Osman iş için gittiği doğuda karda kışta alkollüyken genç bir kıza çarpıp onu hastanelik etmiş olabilirdi. Tamam, kendini suçsuz görmüyordu zaten. Ama kızın babasının bölge savcısıyla falan da bir olup adamı hapse attırmakla tehdit ederek kızını Osman'a yamamasına ne demeliydi?
Osman mecburiyetten bunu kabul etti, karısını hastanede gördüğünde eli yüzü şiş ve morluk içinde çirkin mi çirkin biriydi. Babasının onu böyle evlendirmeye çalışması normaldi. Hele de Osman'ın çok zengin olduğu da düşünülürse, bundan iyisi olamazdı...

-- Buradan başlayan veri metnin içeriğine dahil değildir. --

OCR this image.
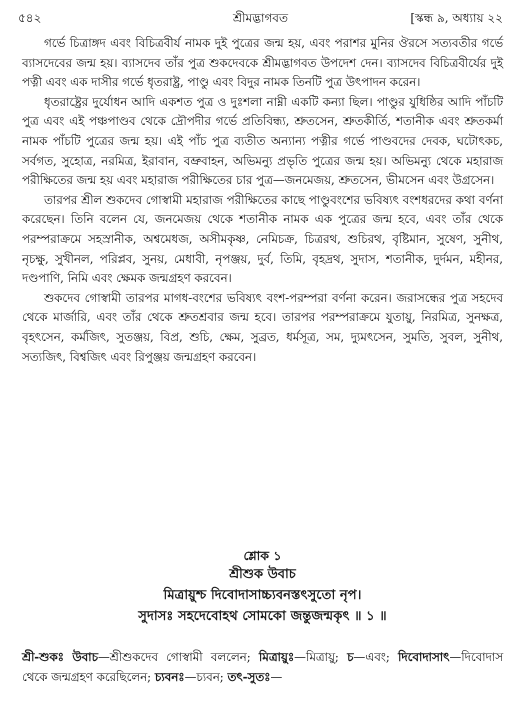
৫৪২	শ্রীমদ্ভাগবত	[স্কন্ধ ৯, অধ্যায় ২২

গর্ভে চিত্রাঙ্গদ এবং বিচিত্রবীর্য নামক দুই পুত্রের জন্ম হয়, এবং পরাশর মুনির ঔরসে সত্যবতীর গর্ভে ব্যাসদেবের জন্ম হয়। ব্যাসদেব তাঁর পুত্র শুকদেবকে শ্রীমদ্ভাগবত উপদেশ দেন। ব্যাসদেব বিচিত্রবীর্যের দুই পত্নী এবং এক দাসীর গর্ভে ধৃতরাষ্ট্র, পাণ্ডু এবং বিদুর নামক তিনটি পুত্র উৎপাদন করেন।

ধৃতরাষ্ট্রের দুর্যোধন আদি একশত পুত্র ও দুঃশলা নাম্নী একটি কন্যা ছিল। পাণ্ডুর যুধিষ্ঠির আদি পাঁচটি পুত্র এবং এই পঞ্চপাণ্ডব থেকে দ্রৌপদীর গর্ভে প্রতিবিন্ধ্য, শ্রুতসেন, শ্রুতকীর্তি, শতানীক এবং শ্রুতকর্মা নামক পাঁচটি পুত্রের জন্ম হয়। এই পাঁচ পুত্র ব্যতীত অন্যান্য পত্নীর গর্ভে পাণ্ডবদের দেবক, ঘটোৎকচ, সর্বগত, সুহোত্র, নরমিত্র, ইরাবান, বভ্রুবাহন, অভিমন্যু প্রভৃতি পুত্রের জন্ম হয়। অভিমন্যু থেকে মহারাজ পরীক্ষিতের জন্ম হয় এবং মহারাজ পরীক্ষিতের চার পুত্র—জনমেজয়, শ্রুতসেন, ভীমসেন এবং উগ্রসেন।

তারপর শ্রীল শুকদেব গোস্বামী মহারাজ পরীক্ষিতের কাছে পাণ্ডুবংশের ভবিষ্যৎ বংশধরদের কথা বর্ণনা করেছেন। তিনি বলেন যে, জনমেজয় থেকে শতানীক নামক এক পুত্রের জন্ম হবে, এবং তাঁর থেকে পরম্পরাক্রমে সহস্রানীক, অশ্বমেধজ, অসীমকৃষ্ণ, নেমিচক্র, চিত্ররথ, শুচিরথ, বৃষ্টিমান, সুষেণ, সুনীথ, নৃচক্ষু, সুখীনল, পরিপ্লব, সুনয়, মেধাবী, নৃপঞ্জয়, দুর্ব, তিমি, বৃহদ্রথ, সুদাস, শতানীক, দুর্দমন, মহীনর, দণ্ডপাণি, নিমি এবং ক্ষেমক জন্মগ্রহণ করবেন।

শুকদেব গোস্বামী তারপর মাগধ-বংশের ভবিষ্যৎ বংশ-পরম্পরা বর্ণনা করেন। জরাসন্ধের পুত্র সহদেব থেকে মার্জারি, এবং তাঁর থেকে শ্রুতশ্রবার জন্ম হবে। তারপর পরম্পরাক্রমে যুতায়ু, নিরমিত্র, সুনক্ষত্র, বৃহৎসেন, কর্মজিৎ, সুতঞ্জয়, বিপ্র, শুচি, ক্ষেম, সুব্রত, ধর্মসূত্র, সম, দ্যুমৎসেন, সুমতি, সুবল, সুনীথ, সত্যজিৎ, বিশ্বজিৎ এবং রিপুঞ্জয় জন্মগ্রহণ করবেন।

শ্লোক ১
শ্রীশুক উবাচ
মিত্রায়ুশ্চ দিবোদাসাচ্চ্যবনস্তৎসুতো নৃপ।
সুদাসঃ সহদেবোহথ সোমকো জন্তুজন্মকৃৎ ॥ ১ ॥
শ্রী-শুকঃ উবাচ—শ্রীশুকদেব গোস্বামী বললেন; মিত্রায়ুঃ—মিত্রায়ু; চ—এবং; দিবোদাসাৎ—দিবোদাস থেকে জন্মগ্রহণ করেছিলেন; চ্যবনঃ—চ্যবন; তৎ-সুতঃ—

Dönüş yolunda yüzüne bile bakmadığı karısının bütün ilgiyi üstüne çektiğini gören Osman, Gülay'ın yüzüne baktığında şoka uğrar. Nerede hastanedeki kız, nerede bu uzun boylu, dünya güzeli, doğal kızıl saçlı afet...
Osman ister istemez kızdan etkilense de kendisine yapılana inanılmaz öfkelidir... Olaylar böyle devam eder gider...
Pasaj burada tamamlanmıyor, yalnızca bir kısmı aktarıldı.